Suddenly, he said, they found themselves caught between two groups of double-cabin pickup trucks without license plates, about 40 in all. Men in the trucks opened fire, and killed a man named Issa Hatey. He said neighbors had renamed the area’s central traffic circle “Issa Hatey Square” in his memory.
He and other residents said that over the past week neighbors had been besieged by pickup trucks full of armed men shooting randomly at the crowds, sometimes wounding people who were sitting peacefully in their homes or cars. At other times, they said, the security forces had employed rooftop snipers, antiaircraft guns mounted on trucks and buckshot, and the residents produced shells and casings that appeared to confirm their reports. Turki said that on one day he had seen 50 to 60 heavily armed men who appeared to be mercenaries from nearby African countries.
The neighbors built the low barricades on the streets to impede the trucks with guns. “They come and they kill whoever they can see,” he said. “We are just walking and we don’t have guns.”
Turki said he knew as many as 10 people who had vanished from hospitals. Protesters said they now sought to hide their wounded within the hospitals and to sneak them out as quickly as possible. “We dress them and hide them, otherwise they will disappear,” Turki said.
The residents also said that they had seen security forces scooping up dead and wounded protesters and removing them from the streets. After Friday Prayer, Turki and his friends said, a crowd of several thousand had gathered at Issa Hatey Square to march to Green Square. They raised what he called “the old-new flag,” the former tricolor of the Libyan monarchy that rebels have claimed as the flag of a free, post-Qaddafi Libya.
Two carloads of Libyan Army soldiers had joined them, he said, though they never used their weapons to avoid provoking a bloody retaliation.
Around 5 p.m., when the march arrived at the Arada neighborhood, they were ambushed by snipers on the rooftops.
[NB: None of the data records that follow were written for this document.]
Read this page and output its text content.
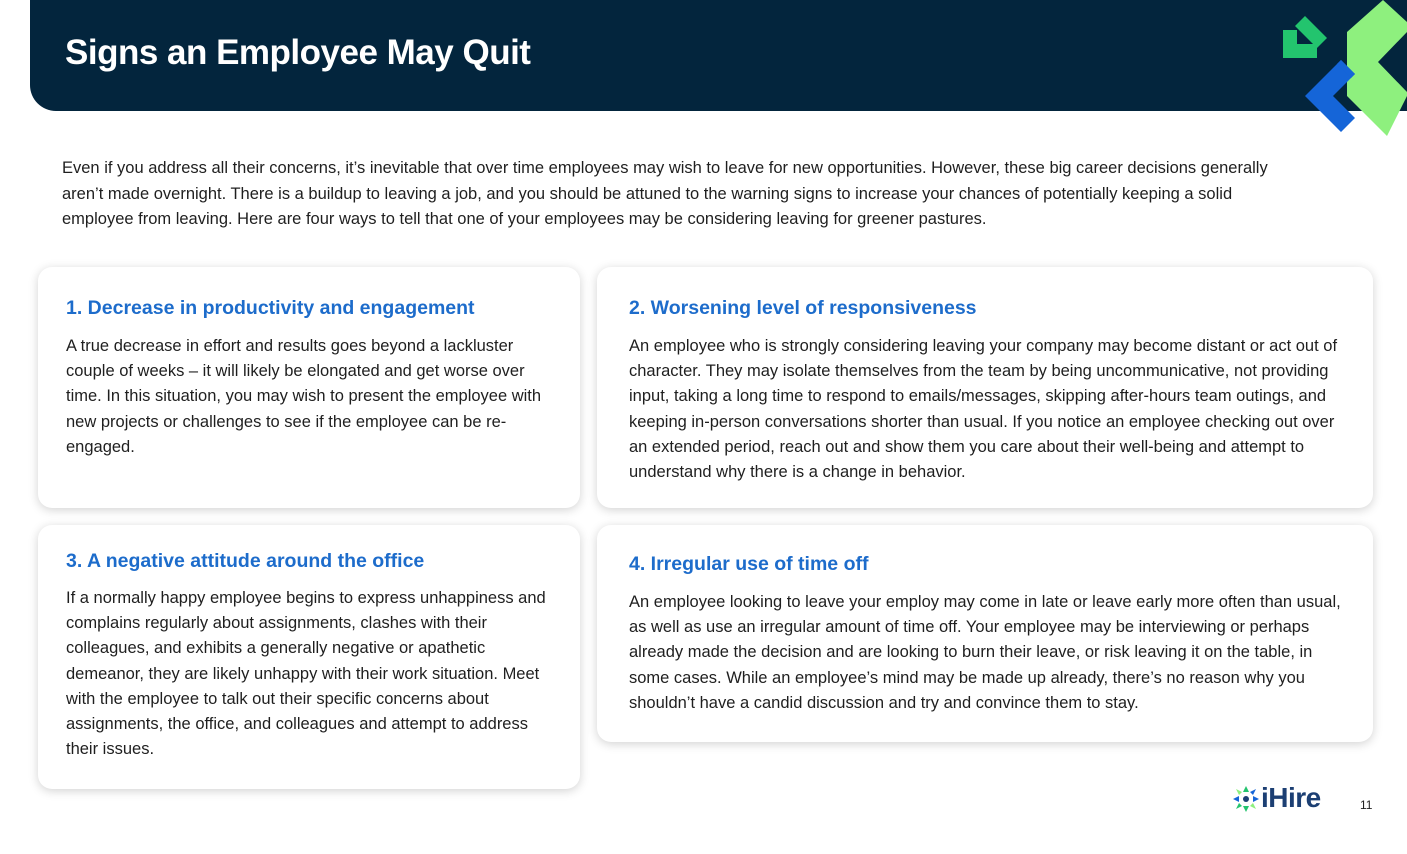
Signs an Employee May Quit

Even if you address all their concerns, it’s inevitable that over time employees may wish to leave for new opportunities. However, these big career decisions generally aren’t made overnight. There is a buildup to leaving a job, and you should be attuned to the warning signs to increase your chances of potentially keeping a solid employee from leaving. Here are four ways to tell that one of your employees may be considering leaving for greener pastures.

1. Decrease in productivity and engagement

A true decrease in effort and results goes beyond a lackluster couple of weeks – it will likely be elongated and get worse over time. In this situation, you may wish to present the employee with new projects or challenges to see if the employee can be re-engaged.

2. Worsening level of responsiveness

An employee who is strongly considering leaving your company may become distant or act out of character. They may isolate themselves from the team by being uncommunicative, not providing input, taking a long time to respond to emails/messages, skipping after-hours team outings, and keeping in-person conversations shorter than usual. If you notice an employee checking out over an extended period, reach out and show them you care about their well-being and attempt to understand why there is a change in behavior.

3. A negative attitude around the office

If a normally happy employee begins to express unhappiness and complains regularly about assignments, clashes with their colleagues, and exhibits a generally negative or apathetic demeanor, they are likely unhappy with their work situation. Meet with the employee to talk out their specific concerns about assignments, the office, and colleagues and attempt to address their issues.

4. Irregular use of time off

An employee looking to leave your employ may come in late or leave early more often than usual, as well as use an irregular amount of time off. Your employee may be interviewing or perhaps already made the decision and are looking to burn their leave, or risk leaving it on the table, in some cases. While an employee’s mind may be made up already, there’s no reason why you shouldn’t have a candid discussion and try and convince them to stay.

iHire	11
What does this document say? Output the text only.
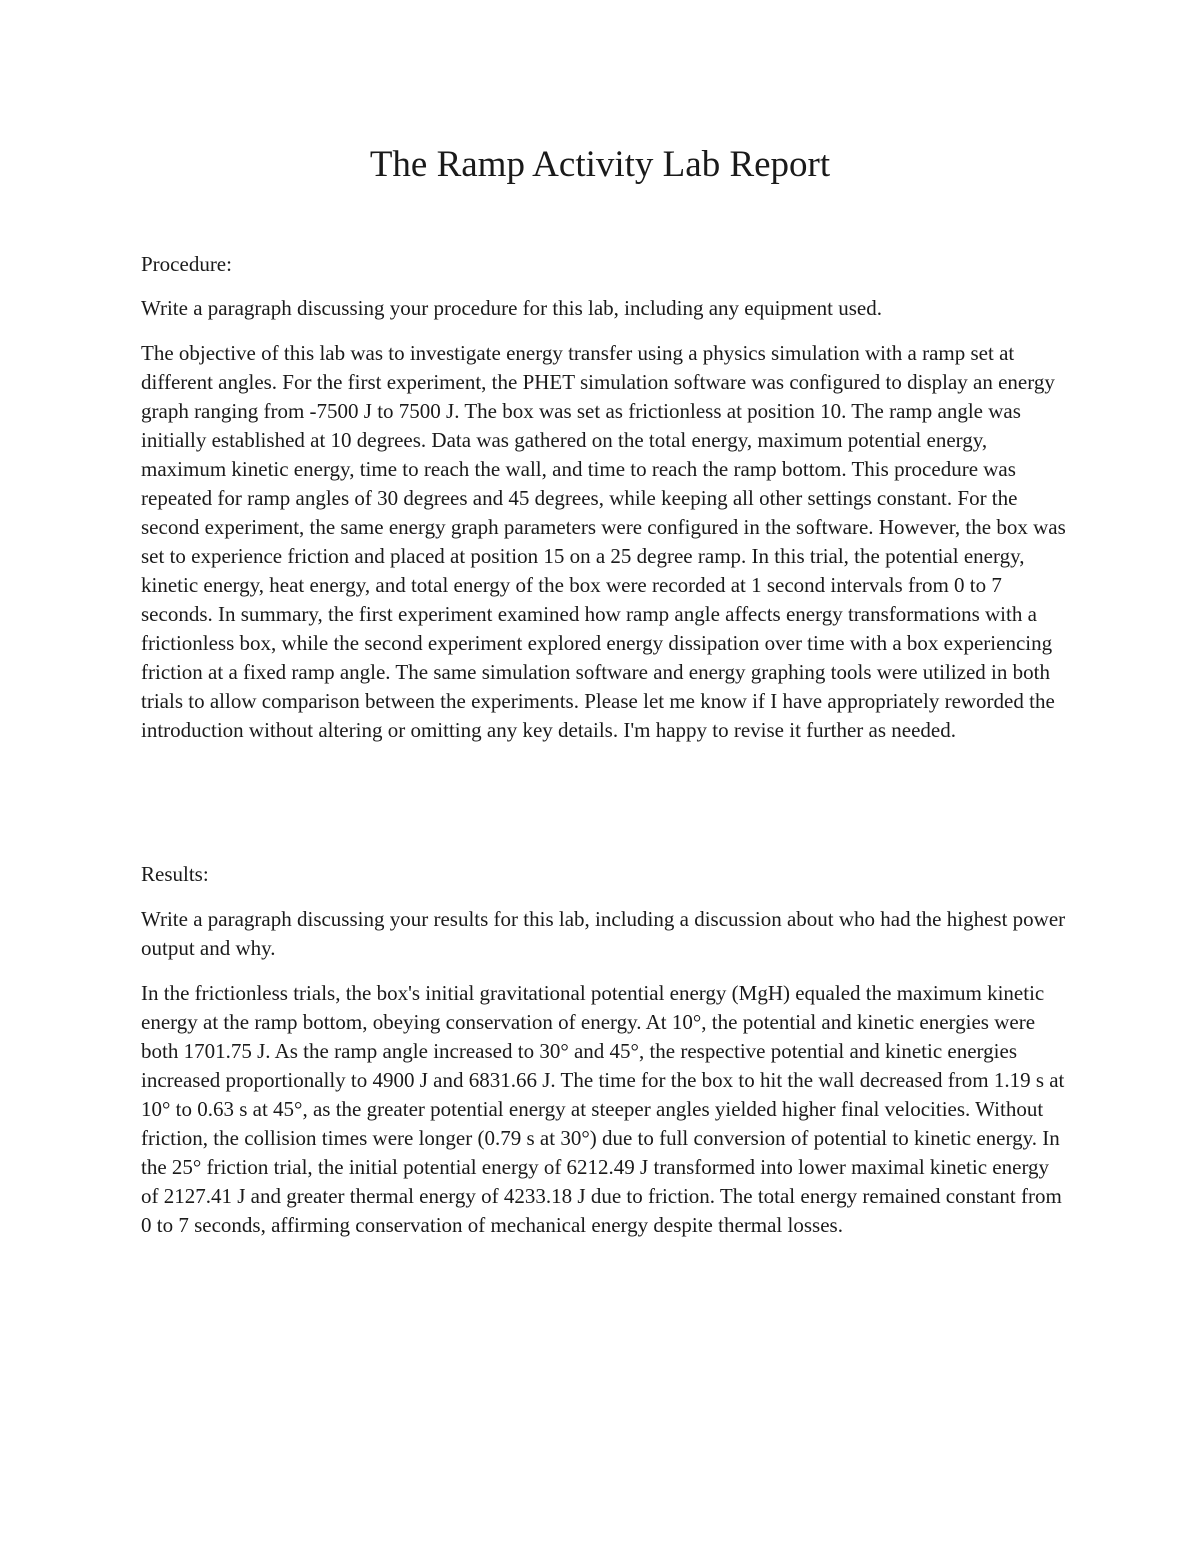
The Ramp Activity Lab Report

Procedure:

Write a paragraph discussing your procedure for this lab, including any equipment used.

The objective of this lab was to investigate energy transfer using a physics simulation with a ramp set at different angles. For the first experiment, the PHET simulation software was configured to display an energy graph ranging from -7500 J to 7500 J. The box was set as frictionless at position 10. The ramp angle was initially established at 10 degrees. Data was gathered on the total energy, maximum potential energy, maximum kinetic energy, time to reach the wall, and time to reach the ramp bottom. This procedure was repeated for ramp angles of 30 degrees and 45 degrees, while keeping all other settings constant. For the second experiment, the same energy graph parameters were configured in the software. However, the box was set to experience friction and placed at position 15 on a 25 degree ramp. In this trial, the potential energy, kinetic energy, heat energy, and total energy of the box were recorded at 1 second intervals from 0 to 7 seconds. In summary, the first experiment examined how ramp angle affects energy transformations with a frictionless box, while the second experiment explored energy dissipation over time with a box experiencing friction at a fixed ramp angle. The same simulation software and energy graphing tools were utilized in both trials to allow comparison between the experiments. Please let me know if I have appropriately reworded the introduction without altering or omitting any key details. I'm happy to revise it further as needed.

Results:

Write a paragraph discussing your results for this lab, including a discussion about who had the highest power output and why.

In the frictionless trials, the box's initial gravitational potential energy (MgH) equaled the maximum kinetic energy at the ramp bottom, obeying conservation of energy. At 10°, the potential and kinetic energies were both 1701.75 J. As the ramp angle increased to 30° and 45°, the respective potential and kinetic energies increased proportionally to 4900 J and 6831.66 J. The time for the box to hit the wall decreased from 1.19 s at 10° to 0.63 s at 45°, as the greater potential energy at steeper angles yielded higher final velocities. Without friction, the collision times were longer (0.79 s at 30°) due to full conversion of potential to kinetic energy. In the 25° friction trial, the initial potential energy of 6212.49 J transformed into lower maximal kinetic energy of 2127.41 J and greater thermal energy of 4233.18 J due to friction. The total energy remained constant from 0 to 7 seconds, affirming conservation of mechanical energy despite thermal losses.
At least 15 people had died there, he and others said.
A precise death toll has been impossible to verify. A Libyan envoy said Friday that hundreds had been killed in Tripoli.
Asked why he and his neighbors were rising up after 42 years under Colonel Qaddafi, and just weeks after popular uprisings ousted the authoritarian leaders of neighboring Egypt and Tunisia, Turki shrugged. “When you have been pushed, pushed, pushed, and then suddenly you just explode,” he said.
Two funerals were taking place nearby for those who died Friday, and he said the protesters were planning another demonstration on Sunday. Turki, 46, said he was ready to die if it came to that.
“It is for the revolution, for the people, for Libya to live in the peace,” he said.
A short while later, a pickup truck full of other protesters wheeled by just in time to carry the foreign journalists back to meet their driver, and the official tour continued.
Kareem Fahim contributed reporting from Benghazi, Libya.